Indeed, several research reports show that random appraisal error constitutes a relatively small share of total appraisal error. It follows that nonrandom appraisal error is relatively large, but controllable by investors if they devote attention to the problem. We argue that the extent to which investors believe that appraisal error is controllable determines their behavior on important decisions like asset selection and pricing, portfolio construction, and valuation practices and procedures. When there are sufficient transactions in the market to make the appraisal process relatively straightforward and easy, substantially all variance in total appraisal error observed in previous studies is due to nonrandom contributions. When transactions are few or when appraisers are unfamiliar with the property being appraised or the ambient market conditions, we expect the random component of total appraisal error to increase. Nonetheless, it still appears correct to suggest that even in the worst of times, the nonrandom component of total appraisal error dominates the random component.
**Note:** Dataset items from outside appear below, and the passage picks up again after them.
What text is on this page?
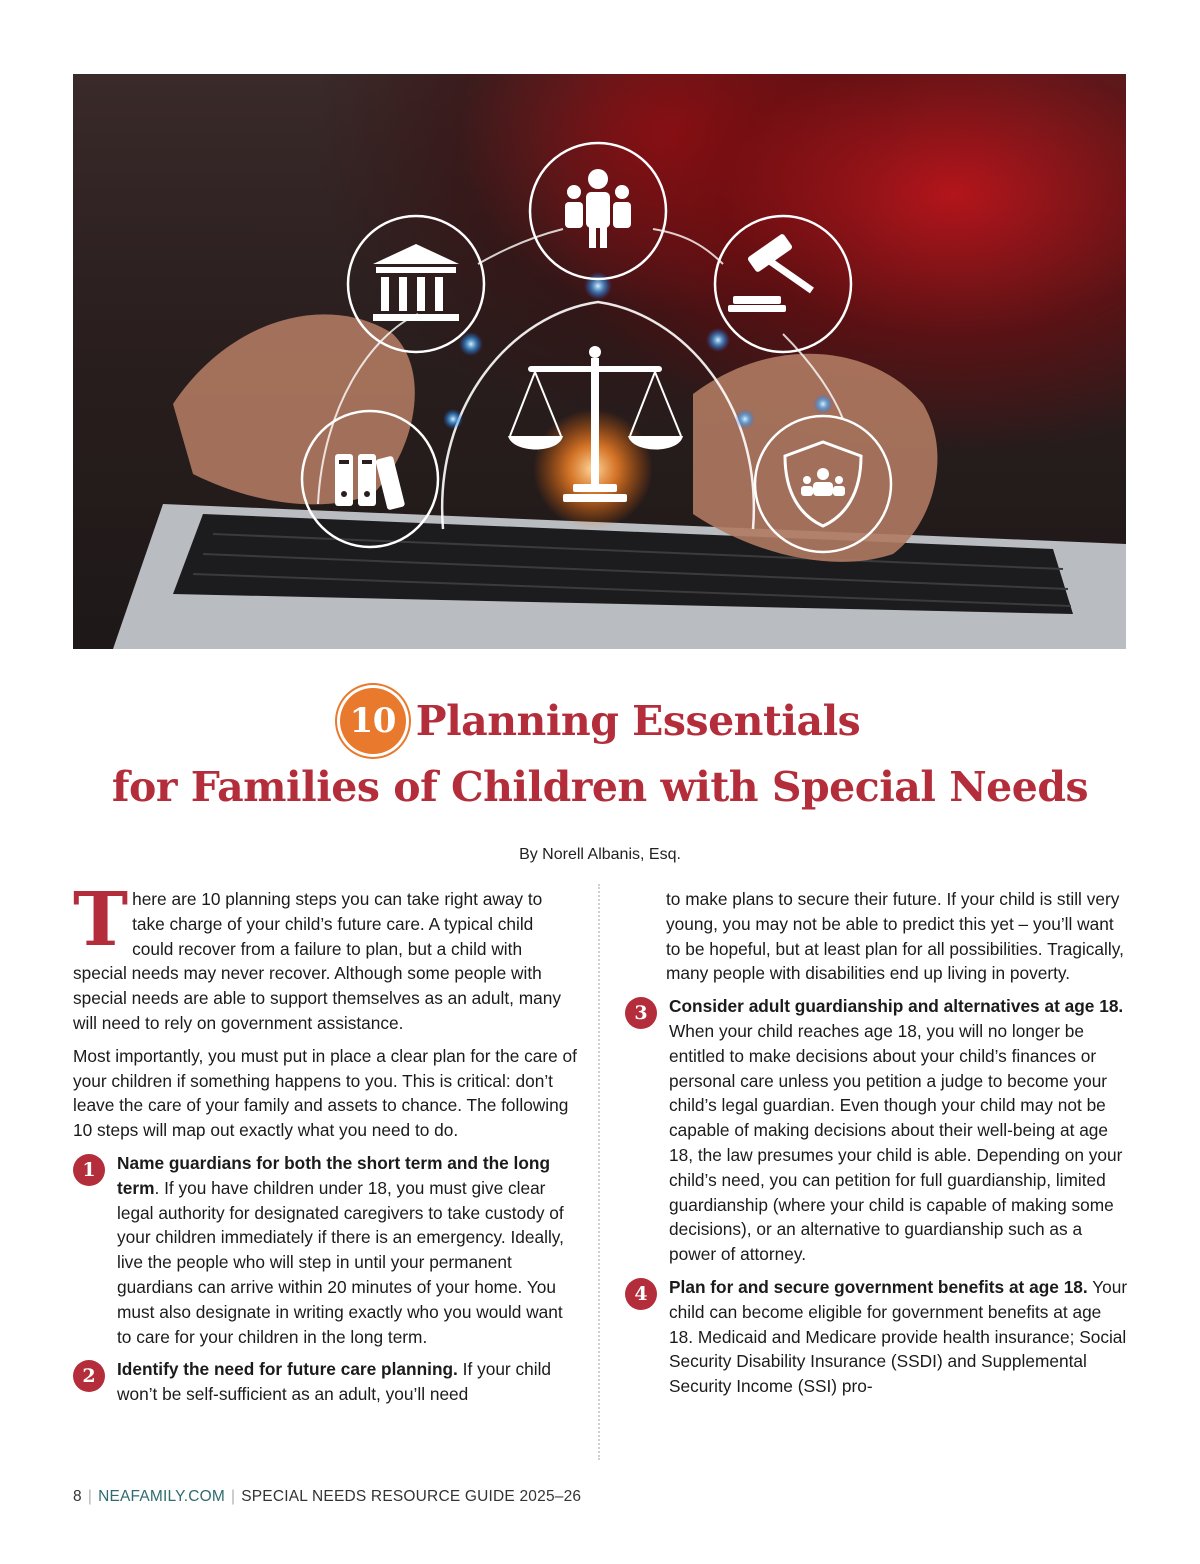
10 Planning Essentials
for Families of Children with Special Needs
By Norell Albanis, Esq.

There are 10 planning steps you can take right away to take charge of your child’s future care. A typical child could recover from a failure to plan, but a child with special needs may never recover. Although some people with special needs are able to support themselves as an adult, many will need to rely on government assistance.

Most importantly, you must put in place a clear plan for the care of your children if something happens to you. This is critical: don’t leave the care of your family and assets to chance. The following 10 steps will map out exactly what you need to do.

1	Name guardians for both the short term and the long term. If you have children under 18, you must give clear legal authority for designated caregivers to take custody of your children immediately if there is an emergency. Ideally, live the people who will step in until your permanent guardians can arrive within 20 minutes of your home. You must also designate in writing exactly who you would want to care for your children in the long term.
2	Identify the need for future care planning. If your child won’t be self-sufficient as an adult, you’ll need

to make plans to secure their future. If your child is still very young, you may not be able to predict this yet – you’ll want to be hopeful, but at least plan for all possibilities. Tragically, many people with disabilities end up living in poverty.

3	Consider adult guardianship and alternatives at age 18. When your child reaches age 18, you will no longer be entitled to make decisions about your child’s finances or personal care unless you petition a judge to become your child’s legal guardian. Even though your child may not be capable of making decisions about their well-being at age 18, the law presumes your child is able. Depending on your child’s need, you can petition for full guardianship, limited guardianship (where your child is capable of making some decisions), or an alternative to guardianship such as a power of attorney.
4	Plan for and secure government benefits at age 18. Your child can become eligible for government benefits at age 18. Medicaid and Medicare provide health insurance; Social Security Disability Insurance (SSDI) and Supplemental Security Income (SSI) pro-
8 | NEAFAMILY.COM | SPECIAL NEEDS RESOURCE GUIDE 2025–26
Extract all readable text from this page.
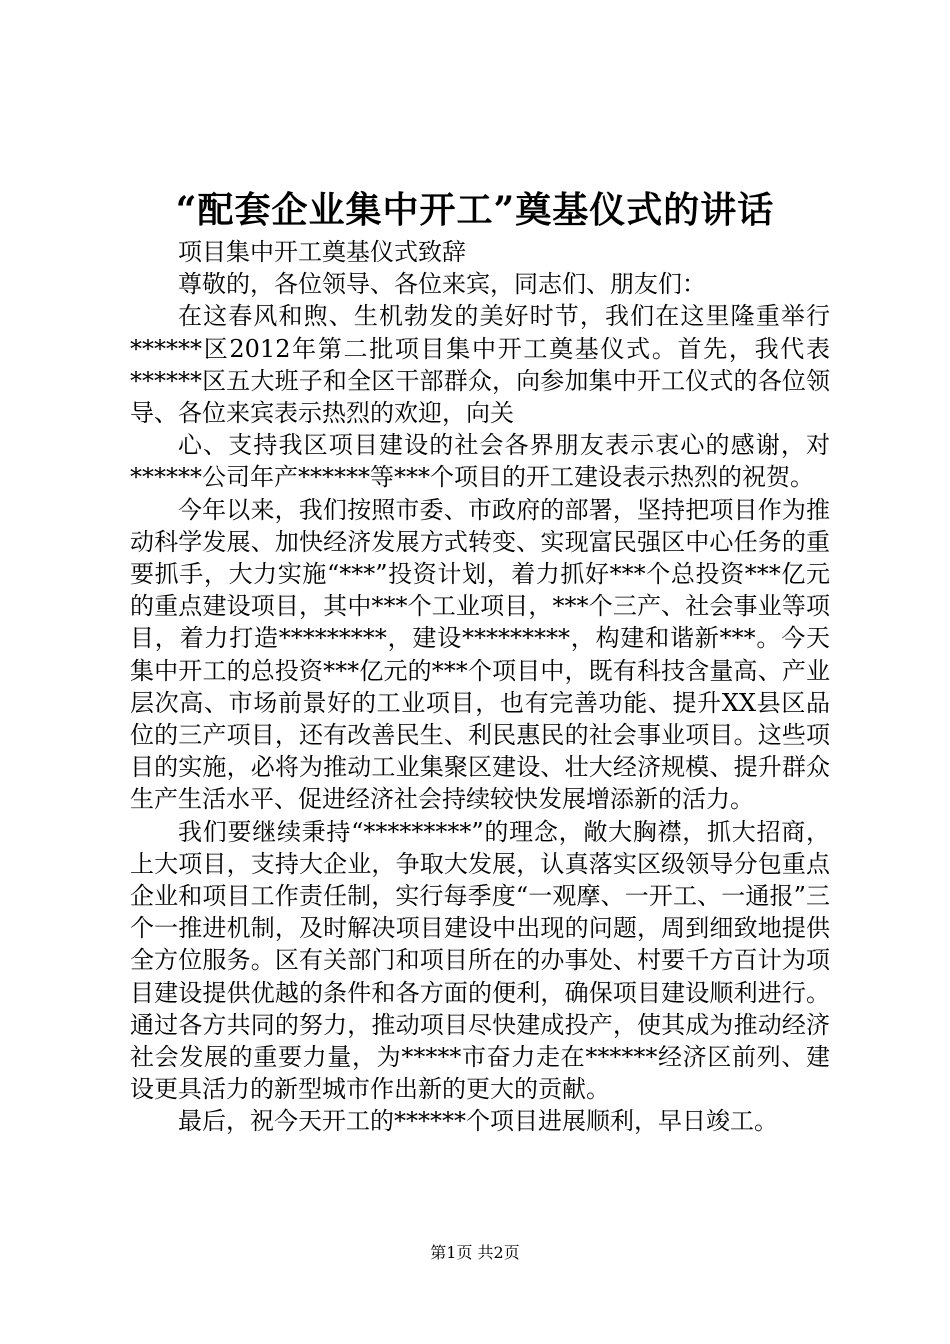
“配套企业集中开工”奠基仪式的讲话

项目集中开工奠基仪式致辞

尊敬的，各位领导、各位来宾，同志们、朋友们：

在这春风和煦、生机勃发的美好时节，我们在这里隆重举行******区2012年第二批项目集中开工奠基仪式。首先，我代表******区五大班子和全区干部群众，向参加集中开工仪式的各位领导、各位来宾表示热烈的欢迎，向关

心、支持我区项目建设的社会各界朋友表示衷心的感谢，对******公司年产******等***个项目的开工建设表示热烈的祝贺。

今年以来，我们按照市委、市政府的部署，坚持把项目作为推动科学发展、加快经济发展方式转变、实现富民强区中心任务的重要抓手，大力实施“***”投资计划，着力抓好***个总投资***亿元的重点建设项目，其中***个工业项目，***个三产、社会事业等项目，着力打造*********，建设*********，构建和谐新***。今天集中开工的总投资***亿元的***个项目中，既有科技含量高、产业层次高、市场前景好的工业项目，也有完善功能、提升XX县区品位的三产项目，还有改善民生、利民惠民的社会事业项目。这些项目的实施，必将为推动工业集聚区建设、壮大经济规模、提升群众生产生活水平、促进经济社会持续较快发展增添新的活力。

我们要继续秉持“*********”的理念，敞大胸襟，抓大招商，上大项目，支持大企业，争取大发展，认真落实区级领导分包重点企业和项目工作责任制，实行每季度“一观摩、一开工、一通报”三个一推进机制，及时解决项目建设中出现的问题，周到细致地提供全方位服务。区有关部门和项目所在的办事处、村要千方百计为项目建设提供优越的条件和各方面的便利，确保项目建设顺利进行。通过各方共同的努力，推动项目尽快建成投产，使其成为推动经济社会发展的重要力量，为*****市奋力走在******经济区前列、建设更具活力的新型城市作出新的更大的贡献。

最后，祝今天开工的******个项目进展顺利，早日竣工。

第1页 共2页
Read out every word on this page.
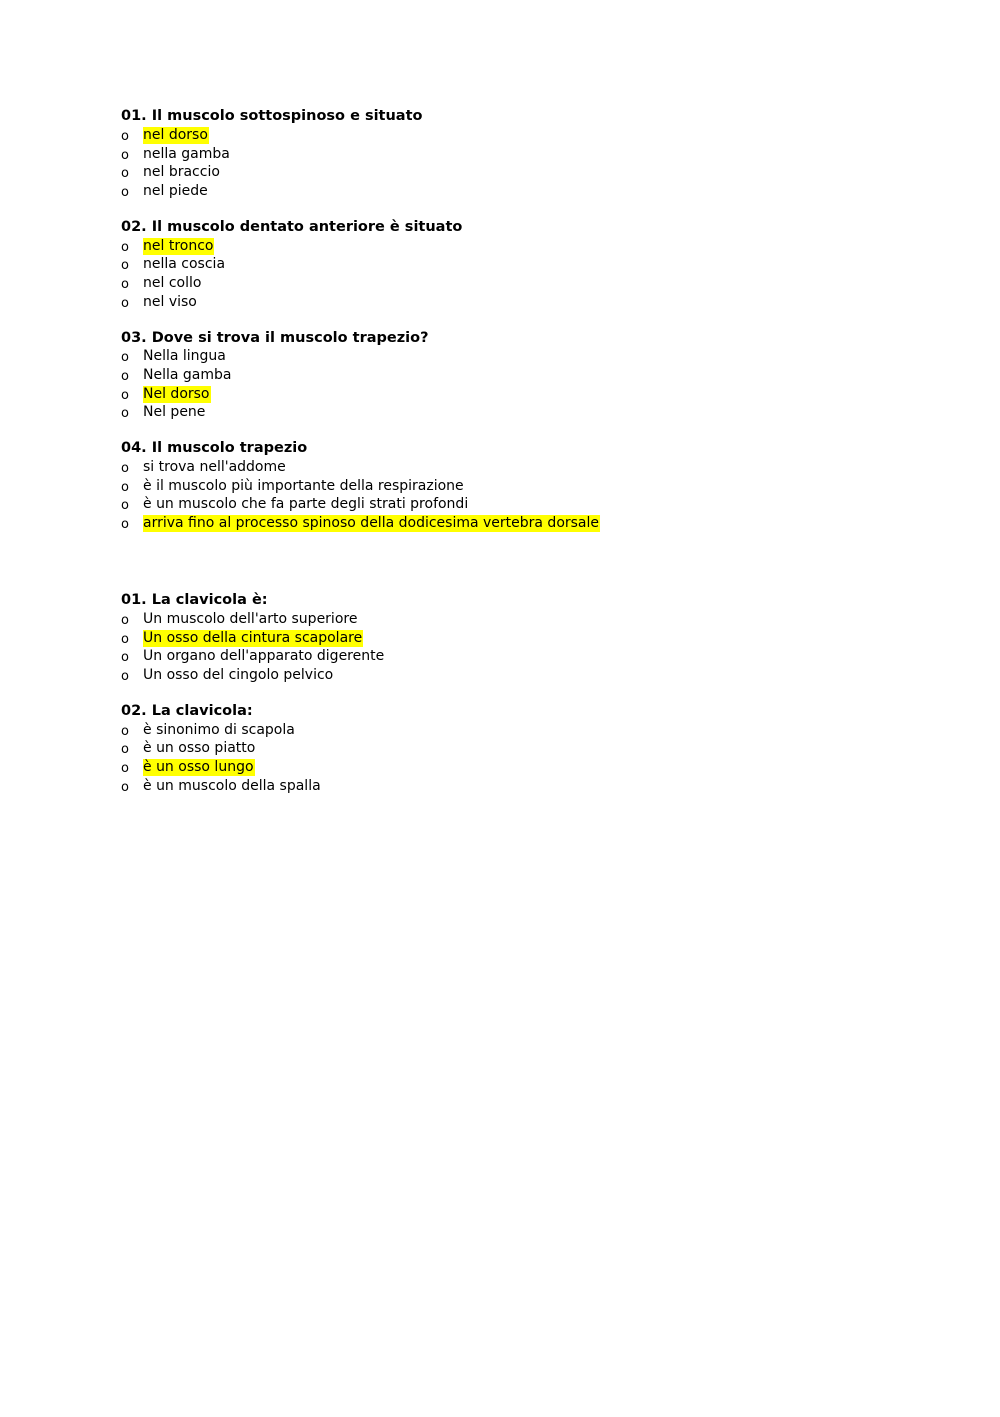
01. Il muscolo sottospinoso e situato
o	nel dorso
o	nella gamba
o	nel braccio
o	nel piede
02. Il muscolo dentato anteriore è situato
o	nel tronco
o	nella coscia
o	nel collo
o	nel viso
03. Dove si trova il muscolo trapezio?
o	Nella lingua
o	Nella gamba
o	Nel dorso
o	Nel pene
04. Il muscolo trapezio
o	si trova nell'addome
o	è il muscolo più importante della respirazione
o	è un muscolo che fa parte degli strati profondi
o	arriva fino al processo spinoso della dodicesima vertebra dorsale
01. La clavicola è:
o	Un muscolo dell'arto superiore
o	Un osso della cintura scapolare
o	Un organo dell'apparato digerente
o	Un osso del cingolo pelvico
02. La clavicola:
o	è sinonimo di scapola
o	è un osso piatto
o	è un osso lungo
o	è un muscolo della spalla
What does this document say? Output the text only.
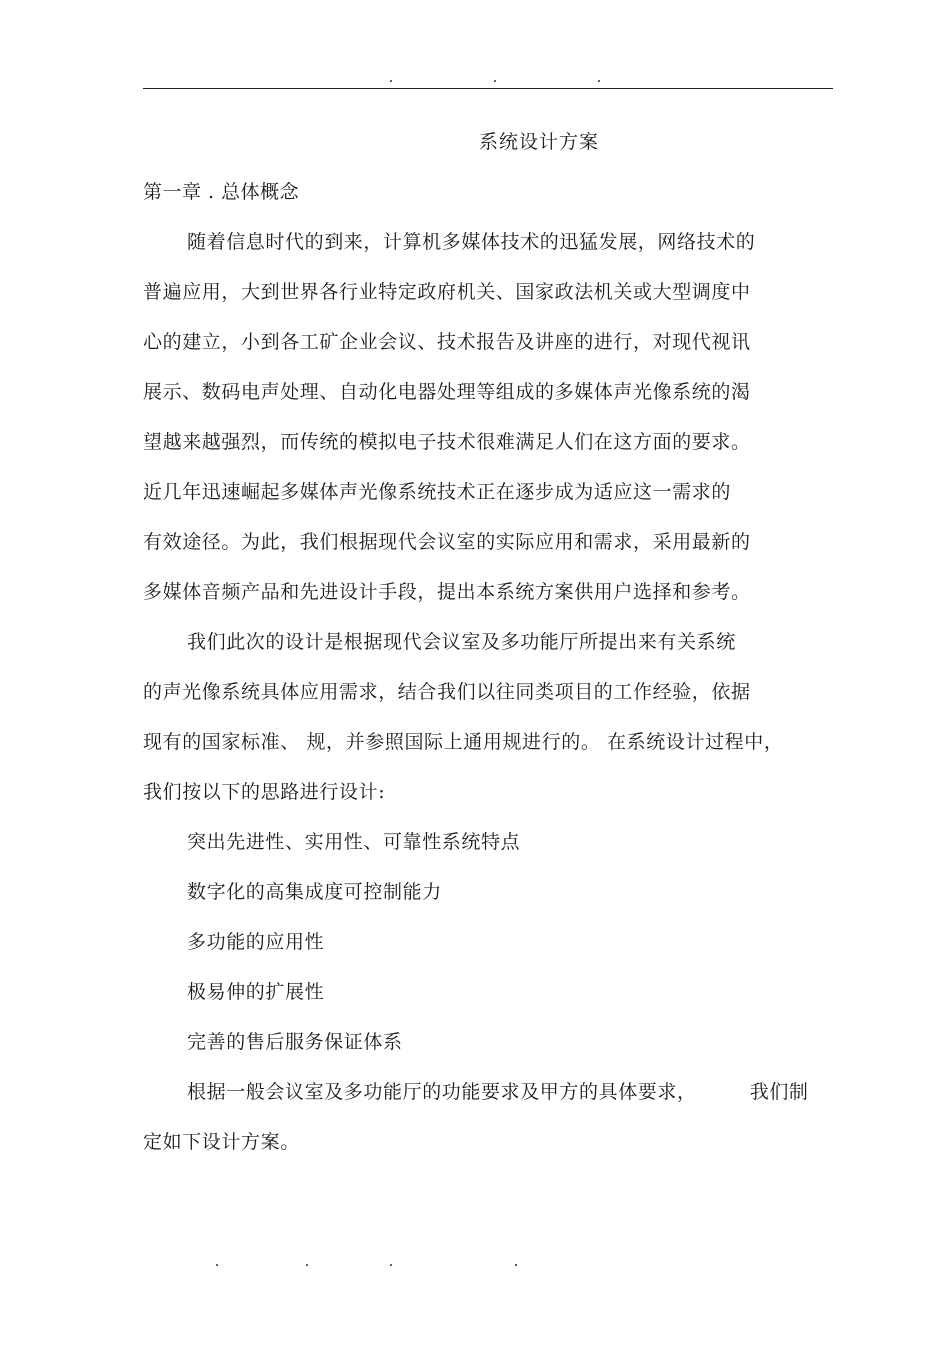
系统设计方案
第一章 . 总体概念
随着信息时代的到来，计算机多媒体技术的迅猛发展，网络技术的
普遍应用，大到世界各行业特定政府机关、国家政法机关或大型调度中
心的建立，小到各工矿企业会议、技术报告及讲座的进行，对现代视讯
展示、数码电声处理、自动化电器处理等组成的多媒体声光像系统的渴
望越来越强烈，而传统的模拟电子技术很难满足人们在这方面的要求。
近几年迅速崛起多媒体声光像系统技术正在逐步成为适应这一需求的
有效途径。为此，我们根据现代会议室的实际应用和需求，采用最新的
多媒体音频产品和先进设计手段，提出本系统方案供用户选择和参考。
我们此次的设计是根据现代会议室及多功能厅所提出来有关系统
的声光像系统具体应用需求，结合我们以往同类项目的工作经验，依据
现有的国家标准、 规，并参照国际上通用规进行的。 在系统设计过程中，
我们按以下的思路进行设计:
突出先进性、实用性、可靠性系统特点
数字化的高集成度可控制能力
多功能的应用性
极易伸的扩展性
完善的售后服务保证体系
根据一般会议室及多功能厅的功能要求及甲方的具体要求，        我们制
定如下设计方案。
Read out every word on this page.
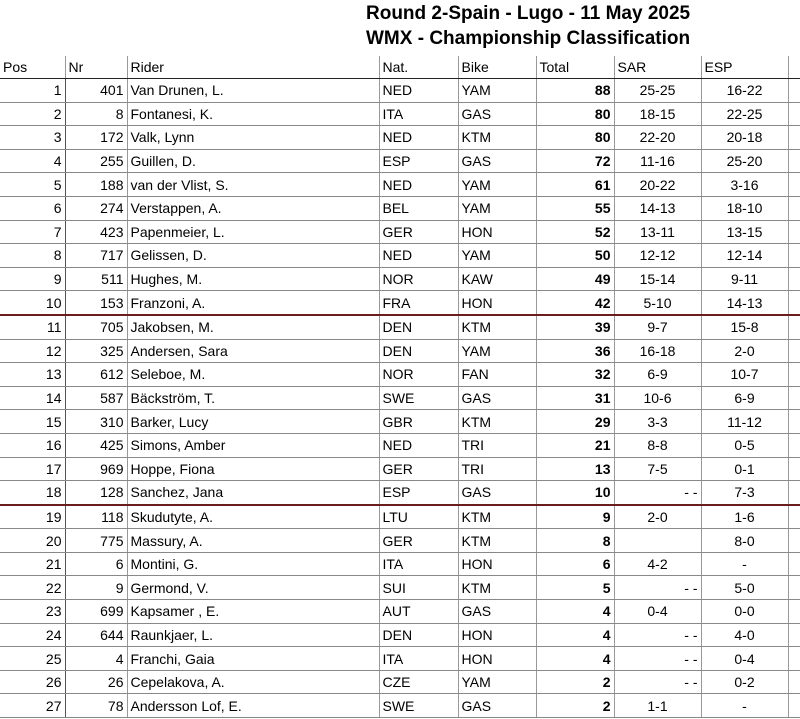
Round 2-Spain - Lugo - 11 May 2025
WMX - Championship Classification
Pos	Nr	Rider	Nat.	Bike	Total	SAR	ESP	
1	401	Van Drunen, L.	NED	YAM	88	25-25	16-22	
2	8	Fontanesi, K.	ITA	GAS	80	18-15	22-25	
3	172	Valk, Lynn	NED	KTM	80	22-20	20-18	
4	255	Guillen, D.	ESP	GAS	72	11-16	25-20	
5	188	van der Vlist, S.	NED	YAM	61	20-22	3-16	
6	274	Verstappen, A.	BEL	YAM	55	14-13	18-10	
7	423	Papenmeier, L.	GER	HON	52	13-11	13-15	
8	717	Gelissen, D.	NED	YAM	50	12-12	12-14	
9	511	Hughes, M.	NOR	KAW	49	15-14	9-11	
10	153	Franzoni, A.	FRA	HON	42	5-10	14-13	
11	705	Jakobsen, M.	DEN	KTM	39	9-7	15-8	
12	325	Andersen, Sara	DEN	YAM	36	16-18	2-0	
13	612	Seleboe, M.	NOR	FAN	32	6-9	10-7	
14	587	Bäckström, T.	SWE	GAS	31	10-6	6-9	
15	310	Barker, Lucy	GBR	KTM	29	3-3	11-12	
16	425	Simons, Amber	NED	TRI	21	8-8	0-5	
17	969	Hoppe, Fiona	GER	TRI	13	7-5	0-1	
18	128	Sanchez, Jana	ESP	GAS	10	- -	7-3	
19	118	Skudutyte, A.	LTU	KTM	9	2-0	1-6	
20	775	Massury, A.	GER	KTM	8		8-0	
21	6	Montini, G.	ITA	HON	6	4-2	-	
22	9	Germond, V.	SUI	KTM	5	- -	5-0	
23	699	Kapsamer , E.	AUT	GAS	4	0-4	0-0	
24	644	Raunkjaer, L.	DEN	HON	4	- -	4-0	
25	4	Franchi, Gaia	ITA	HON	4	- -	0-4	
26	26	Cepelakova, A.	CZE	YAM	2	- -	0-2	
27	78	Andersson Lof, E.	SWE	GAS	2	1-1	-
If total appraisal error appears random, then the magnitude of nonrandom appraisal error is the square root of the difference between the squares of the total sample appraisal error and the random appraisal error. Based on the Miles et al. estimate of total appraisal error as 10.00% and the estimate of typical random appraisal error of 2.00% from the Graff and Young empirical study, it follows that the magnitude of typical nonrandom appraisal error is 9.80%. Thus, in both ordinary and exceptional times, the nonrandom, controllable component of total appraisal error is substantially greater than the random component. This suggests a basic shortcoming in prevailing top-down real estate portfolio strategies that advocate portfolio assembly over individual property selection. These strategies rely implicitly on the assumption that appraisal error is beyond the control of the appraiser or the investors who purchase appraisal services or use appraisal methodologies to assess values. By creating large, diverse portfolios, investors expect to mitigate the effects of random appraisal error on the portfolio at large.

However, this represents a misunderstanding or exaggeration of the impact of truly random appraisal error as a part of total appraisal error. More, in order to avoid excessive agency costs in an illiquid market like real estate, investors should pay particular attention to property valuation during investment acquisitions and dispositions, or, at the very least, to the establishment of investor-oriented controls on the valuation process. Moreover, professional appraisal organizations and institutional real estate investment trade organizations with a keen interest in the use of appraisals for valuation, investor reporting, and decision-making ought to consider adding management of the appraisal process to their training programs. Appraisers and consumers of appraisal services need to know more about the qualitative factors that influence valuation so that these factors can be incorporated into control of the appraisal process and into the decisions that are influenced by measures of appraisal value.